Si on n'avait pas toutes ces croyances, le monde serait inconsolable. C'est aussi ce qui fait le charme et la poésie de Ladrat. - Jean-Charles Chapuzet

L'ultime compte-rendu de ces aventures trône derrière Jean-Charles Chapuzet, sur le comptoir de la librairie Tulitu. Un joli livre bien fait, mais qui recèle surtout un admirable récit anthropologique sur fond de portrait d'une région rurale française, pas épargnée. Ça touche droit au but, droit aux tripes, cette chronique douce-amère d'une célébrité malgré elle, qui savait (se) raconter des histoires. Celle d'un homme qui aura été tour à tour fermier, marin, rêveur touchant, reclus pathétique, star du petit écran, mais aussi criminel derrière les barreaux.

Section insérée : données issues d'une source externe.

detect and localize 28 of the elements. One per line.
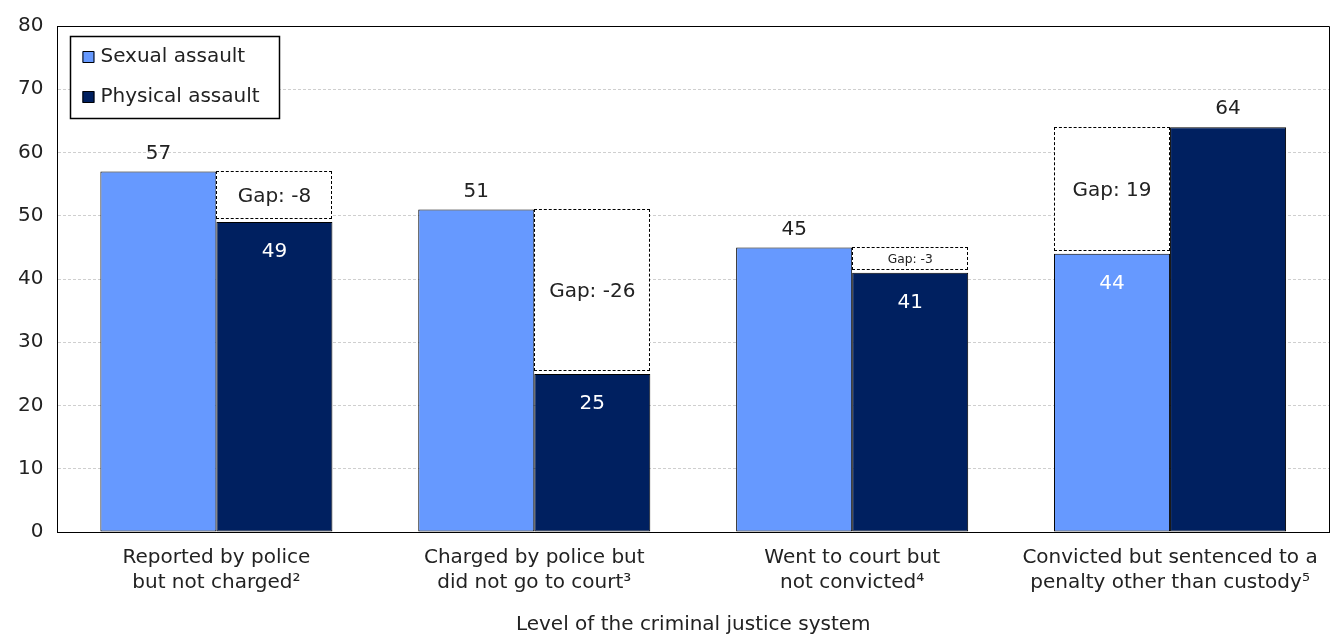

Hasard du calendrier, Mauvais plan sur la comète sort alors que débute la promotion d'un long-métrage documentaire poussé par les créateurs de "Strip-tease », dans le quotidien d'une juge bruxelloise. Ni Juge ni soumise sortira le 21 février en Belgique. Mais le livre, "ce n'est pas du Strip-tease », précise le journaliste, qui imagine déjà les lignes de sa prochaine enquête littéraire : "Il y a des choses qui bouillonnent, dans la même veine », confie-t-il. Quant à Jean-Claude Ladrat, il lui a soufflé au combiné, lors de leur dernier coup de téléphone : "On m'a contacté, je vais faire une troisième soucoupe, j'ai reçu des financements du côté de Lyon ». L'histoire de toute une vie, c'est bien ça.

Nouveau venu dans la famille Marchialy

Pour rendre possible la publication de ce texte hybride, ni tout à fait journalistique ni 100% romanesque, mais merveilleusement bâtard, il n'y avait que Marchialy. La petite maison d'édition indépendante parisienne court depuis deux ans le monde à la recherche des textes du journalisme littéraire qui fonctionne si bien aux États-Unis et en Amérique du Sud, mais qu'on trouve encore difficilement sous cette forme en Europe de l'Ouest. Avec talent et succès, puisque la collectionnite guette les amateurs du genre.

Petite famille recomposée de copains pagivores, les éditeurs de Marchialy ont fait leur le nom présumé de "l'homme au masque de fer ». "Un pied de nez aux grandes maisons d'édition » qui portent quant à elles celui de leur PDG historique. La filiation qu'ils revendiquent est plutôt celle de la nouvelle vague française des éditeurs indépendants : Cambourakis, Monsieur Toussaint Louverture, Attila... Pour Mauvais plan sur la comète, il aura suffit à la famille Marchialy de suivre son flair et ses racines charentaises. Une nouvelle pépite dans une collection pointue, et pourtant universelle.